Roberto D'Aubuisson, of the Salvadoran death squads, who took a course in
radio communications. "The past hasn't been considered a selling point for
the hotel," Mr. Jimenez says as he strolls past a toppled antiaircraft gun
that once adorned the entrance to the main building. Mr. Jimenez says he
thinks the gun will stay. "We will put it somewhere," he says.
Also staying is a small concrete amphitheater that has a commanding view
of Lake Gatun, the canal and three small jungle islands that are part of
the hotel complex. In the old days, Mr. Jimenez says, officer-students
would sit on the benches to be briefed on the day's maneuvers. But Mr.
Jimenez thinks the benches could make a swell place for stressed-out
executives to look at the howler monkeys and the abundant birds.
The hotel comprises three large buildings that have been gutted and
repainted burnt orange. Accentuated by red barrel-tile roofs, the hotel
complex has a warm tropical ambience. "It gives it a wholly different
sensation, totally different from the old days," Mr. Jimenez says, walking
past camouflage-green poles of a demolished obstacle training-course.
Indeed, where once Latin American army officers worried about the
Communist peril with their American mentors, relaxing executives will smoke
Cuban cigars in a mahogany-paneled smokers' emporium or drink cocktails by
the pool. And where military men from the Hemisphere trained for jungle
warfare, bird-watchers will now trek through nature trails laid out with
advice from the Smithsonian.
Though a recent poll found 68% of Panamanians wishing that the U.S. were
staying in Panama, many people here believe the transformations being
wrought by Sol Melia, Mr. Arias de Para, Mr. Bern and others augur a bright
future for this small, friendly, humid country.
"There's nothing less efficient than a bunch of soldiers sitting in a
barracks waiting for a war to happen," says Roberto Eisenmann, a leading
businessman and hotel owner who has enthusiastically embraced
eco-tourism.
While Sol Melia's Mr. Jimenez is ambivalent about his hotel's history,
Mr. Arias de Para at the Canopy Tower is trying to incorporate as much
information as possible about the radar tower's mysterious past for the
edification of his guests. But it has been tough.
Despite pleas to several top U.S. officers, including a bird-watching
Air Force general, Mr. Arias de Para says he has been unable to obtain
photographs of his hotel during its previous incarnation.
What is known is that the tower was built in 1965, at the height of the
Cold War, and served a stint as a monitoring post for drug flights coming
from Latin America. Mr. Arias de Para found that out by accident when,
during construction, a former radar operator dropped by and cleared up the
puzzle of the tower's water well, which for some reason had been bricked
over.
"He said the Americans were concerned that Colombian cartels would
poison the water supply," Mr. Arias de Para says. "So they ordered it
covered up and trucked in the water."
U.S. government secrecy has been a headache for Otto Probst, who is set
to open another eco-friendly resort of some 14 cabins on the tropical
island paradise of San Jose, about 54 miles south of the Panama Canal's
Pacific entrance. Rare albino crocodiles and dwarf deer roam the
12,000-acre island. There is one small problem. During World War II, the
U.S. used the island to test mustard-gas bombs, among other things.

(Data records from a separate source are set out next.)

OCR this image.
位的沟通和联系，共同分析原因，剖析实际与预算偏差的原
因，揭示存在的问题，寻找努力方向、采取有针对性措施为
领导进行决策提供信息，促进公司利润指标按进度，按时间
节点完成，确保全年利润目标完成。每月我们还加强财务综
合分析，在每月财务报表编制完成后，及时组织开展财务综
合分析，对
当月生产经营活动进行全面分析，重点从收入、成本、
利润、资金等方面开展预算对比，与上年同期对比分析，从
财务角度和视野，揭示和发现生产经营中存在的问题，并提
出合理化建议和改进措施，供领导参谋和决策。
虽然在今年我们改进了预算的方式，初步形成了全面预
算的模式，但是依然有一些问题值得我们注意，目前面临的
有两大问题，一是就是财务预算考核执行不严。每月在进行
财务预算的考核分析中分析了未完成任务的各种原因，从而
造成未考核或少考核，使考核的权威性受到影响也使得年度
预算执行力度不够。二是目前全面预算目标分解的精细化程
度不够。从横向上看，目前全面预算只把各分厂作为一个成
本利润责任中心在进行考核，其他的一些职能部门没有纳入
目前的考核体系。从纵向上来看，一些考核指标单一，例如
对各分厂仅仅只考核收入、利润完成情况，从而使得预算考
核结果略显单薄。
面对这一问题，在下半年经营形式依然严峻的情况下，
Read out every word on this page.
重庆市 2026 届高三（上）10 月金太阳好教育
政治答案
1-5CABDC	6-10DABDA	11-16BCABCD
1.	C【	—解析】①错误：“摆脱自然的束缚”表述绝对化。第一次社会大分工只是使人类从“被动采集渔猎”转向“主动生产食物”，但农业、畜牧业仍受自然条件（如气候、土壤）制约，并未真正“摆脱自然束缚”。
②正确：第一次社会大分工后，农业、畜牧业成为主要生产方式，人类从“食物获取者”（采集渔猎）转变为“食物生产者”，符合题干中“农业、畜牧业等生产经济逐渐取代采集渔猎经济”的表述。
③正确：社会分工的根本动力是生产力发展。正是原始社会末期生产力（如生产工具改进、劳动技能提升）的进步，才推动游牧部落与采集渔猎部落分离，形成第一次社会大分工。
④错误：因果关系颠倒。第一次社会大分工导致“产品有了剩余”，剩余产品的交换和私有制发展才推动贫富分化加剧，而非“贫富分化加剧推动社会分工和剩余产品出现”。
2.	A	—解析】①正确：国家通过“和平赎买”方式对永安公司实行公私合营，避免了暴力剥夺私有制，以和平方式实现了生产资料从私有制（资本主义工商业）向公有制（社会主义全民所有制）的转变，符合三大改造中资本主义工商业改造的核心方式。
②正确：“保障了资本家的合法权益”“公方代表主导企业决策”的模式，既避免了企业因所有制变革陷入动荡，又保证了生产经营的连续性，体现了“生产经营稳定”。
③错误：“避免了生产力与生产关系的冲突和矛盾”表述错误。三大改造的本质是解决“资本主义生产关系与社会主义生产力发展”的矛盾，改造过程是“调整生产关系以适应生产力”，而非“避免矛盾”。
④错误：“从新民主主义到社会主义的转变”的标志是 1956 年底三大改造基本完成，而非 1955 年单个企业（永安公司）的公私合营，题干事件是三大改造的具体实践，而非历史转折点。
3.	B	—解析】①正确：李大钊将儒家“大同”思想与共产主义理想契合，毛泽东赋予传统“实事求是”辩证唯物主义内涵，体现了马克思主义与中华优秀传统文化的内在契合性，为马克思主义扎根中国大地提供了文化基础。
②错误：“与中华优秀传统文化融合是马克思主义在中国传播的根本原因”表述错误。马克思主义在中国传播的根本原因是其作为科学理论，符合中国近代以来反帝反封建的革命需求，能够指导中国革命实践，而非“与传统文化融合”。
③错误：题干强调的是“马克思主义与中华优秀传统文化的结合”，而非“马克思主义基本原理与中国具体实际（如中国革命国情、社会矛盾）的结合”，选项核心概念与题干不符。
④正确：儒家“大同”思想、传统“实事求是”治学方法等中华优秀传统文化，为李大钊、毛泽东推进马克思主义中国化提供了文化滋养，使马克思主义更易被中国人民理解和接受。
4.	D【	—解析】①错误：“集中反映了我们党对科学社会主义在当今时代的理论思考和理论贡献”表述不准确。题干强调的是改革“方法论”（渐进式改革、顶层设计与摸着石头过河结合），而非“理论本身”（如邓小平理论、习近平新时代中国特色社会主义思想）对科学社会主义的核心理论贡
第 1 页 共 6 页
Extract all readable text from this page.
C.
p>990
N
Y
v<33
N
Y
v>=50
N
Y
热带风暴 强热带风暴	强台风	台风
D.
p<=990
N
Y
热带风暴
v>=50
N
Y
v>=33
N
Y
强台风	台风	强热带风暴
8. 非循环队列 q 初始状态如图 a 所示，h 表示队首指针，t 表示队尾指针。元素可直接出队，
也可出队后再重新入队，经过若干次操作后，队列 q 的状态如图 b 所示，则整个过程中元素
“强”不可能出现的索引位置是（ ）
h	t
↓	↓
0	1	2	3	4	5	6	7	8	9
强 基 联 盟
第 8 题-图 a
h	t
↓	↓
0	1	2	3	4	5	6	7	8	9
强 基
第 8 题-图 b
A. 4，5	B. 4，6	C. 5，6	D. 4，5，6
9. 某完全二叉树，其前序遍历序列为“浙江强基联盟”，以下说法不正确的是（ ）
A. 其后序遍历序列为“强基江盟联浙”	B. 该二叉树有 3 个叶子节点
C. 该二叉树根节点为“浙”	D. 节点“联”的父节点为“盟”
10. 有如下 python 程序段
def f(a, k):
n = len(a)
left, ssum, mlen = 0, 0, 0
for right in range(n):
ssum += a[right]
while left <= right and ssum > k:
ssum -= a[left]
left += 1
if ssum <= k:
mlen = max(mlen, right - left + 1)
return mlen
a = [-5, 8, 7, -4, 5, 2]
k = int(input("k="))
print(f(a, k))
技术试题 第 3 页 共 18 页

Mr. Probst, who has worked for 30 years on the island, which reverted
back to Panama after World War II, swears it is safe. Although he
occasionally stumbles onto the odd bomb fragment, he has never found
"anything live, anything explosive." Still, he would like the Pentagon to
give his island paradise a clean bill of health. So far, the U.S. is
dragging its feet. "They say they can't tell us what they tested there,"
says Mr. Probst. "Top secret, they say."